Eramos dos pibas llevándonos el mundo por delante, no medimos el tiempo ni la pasión, la compañía de la otra se había hecho costumbre.
Me encontraba tan perdida en mis problemas antes de ella, que su amor fue un claro escape de la realidad para mí, yo era por ella.
Cuando pasaba su mano por mi pierna, cuando metía sus dedos por los rasguños de mi pantalón, cuando sus labios tocaron los míos por primera vez, se sentía como un respiro, un recreo al alma. Cada acción era tan inocente, no teníamos ni la más mínima idea de lo rápido que estábamos corriendo, y de lo fuerte que nos íbamos a estrellar.
Mi ser expresaba amargura pero mi interior no estaba podrido, ella siempre fue alegría al pie de la letra, pero estaba rota. ¿Cómo no lo noté antes?
Ojalá me hubiese querido a mí misma, ojalá hubiese aprendido a dejarme querer. Pero de qué sirven los lamentos, si esta es la parte linda de la historia. La parte en la que reímos por horas porque esa química que nos conecta no se desconecta con un corte de luz, la parte en la que nos pasamos noches enteras besándonos porque no se nos cansan los labios, la parte en la que vamos a la playa para recorrer el frío invierno y unas flores rojas que aún marchitas representan la pureza de lo que fue nuestro primer amor; perdidas, fuera de su sitio, a punto de caer, pero sin perder su hermoso color.

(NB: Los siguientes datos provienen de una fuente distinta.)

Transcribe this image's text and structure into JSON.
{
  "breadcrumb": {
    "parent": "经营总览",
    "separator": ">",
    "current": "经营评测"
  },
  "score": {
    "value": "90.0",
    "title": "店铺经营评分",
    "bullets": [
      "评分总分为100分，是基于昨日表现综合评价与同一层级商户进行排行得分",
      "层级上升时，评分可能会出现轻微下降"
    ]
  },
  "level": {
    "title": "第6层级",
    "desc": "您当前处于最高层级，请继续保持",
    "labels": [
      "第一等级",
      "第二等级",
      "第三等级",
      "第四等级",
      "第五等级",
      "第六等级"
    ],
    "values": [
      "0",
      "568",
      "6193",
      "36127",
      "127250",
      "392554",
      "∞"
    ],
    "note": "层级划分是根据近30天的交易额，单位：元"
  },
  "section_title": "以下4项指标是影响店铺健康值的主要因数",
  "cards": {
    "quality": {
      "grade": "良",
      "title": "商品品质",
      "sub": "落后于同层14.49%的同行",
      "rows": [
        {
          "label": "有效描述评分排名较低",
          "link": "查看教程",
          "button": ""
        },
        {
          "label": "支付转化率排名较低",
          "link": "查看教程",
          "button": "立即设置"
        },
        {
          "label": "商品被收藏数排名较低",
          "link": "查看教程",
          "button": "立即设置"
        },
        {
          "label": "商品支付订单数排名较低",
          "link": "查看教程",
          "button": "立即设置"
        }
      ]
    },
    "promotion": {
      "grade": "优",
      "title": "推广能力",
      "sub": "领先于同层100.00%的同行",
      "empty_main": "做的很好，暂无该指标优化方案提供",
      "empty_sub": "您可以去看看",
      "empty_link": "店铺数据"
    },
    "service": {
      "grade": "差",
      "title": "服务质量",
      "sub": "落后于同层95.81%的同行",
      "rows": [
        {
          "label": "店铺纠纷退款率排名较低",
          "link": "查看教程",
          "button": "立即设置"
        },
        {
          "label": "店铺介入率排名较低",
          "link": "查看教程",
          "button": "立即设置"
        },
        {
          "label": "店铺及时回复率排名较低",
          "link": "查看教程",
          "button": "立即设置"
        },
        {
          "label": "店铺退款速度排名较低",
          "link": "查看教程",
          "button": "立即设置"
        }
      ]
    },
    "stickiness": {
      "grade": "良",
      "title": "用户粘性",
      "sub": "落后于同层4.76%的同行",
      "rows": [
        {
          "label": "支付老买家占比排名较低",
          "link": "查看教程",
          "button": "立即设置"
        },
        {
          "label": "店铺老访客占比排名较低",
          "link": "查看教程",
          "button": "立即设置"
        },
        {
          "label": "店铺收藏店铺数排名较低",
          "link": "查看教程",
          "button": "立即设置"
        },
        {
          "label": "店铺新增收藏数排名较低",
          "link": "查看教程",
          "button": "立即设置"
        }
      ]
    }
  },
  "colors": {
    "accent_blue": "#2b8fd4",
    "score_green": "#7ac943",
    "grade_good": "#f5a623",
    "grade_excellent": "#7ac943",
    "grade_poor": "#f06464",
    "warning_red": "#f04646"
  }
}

Ahí estábamos, siendo nosotras.
Cómo olvidarme de todas esas cartas que escribía pensando en su belleza, en lo loca que me volvía verla sonreír; todas esas canciones que nunca me animé a dedicarle, porque a veces uno no merece lo que tiene, o lo que nunca llega a tener.
Ojalá nunca las hubiese visto en la basura. Ojalá lo hubiese obviado.
Debería haberlo sabido.
Pero no se preocupen, ella me quería. Prometo que me quería.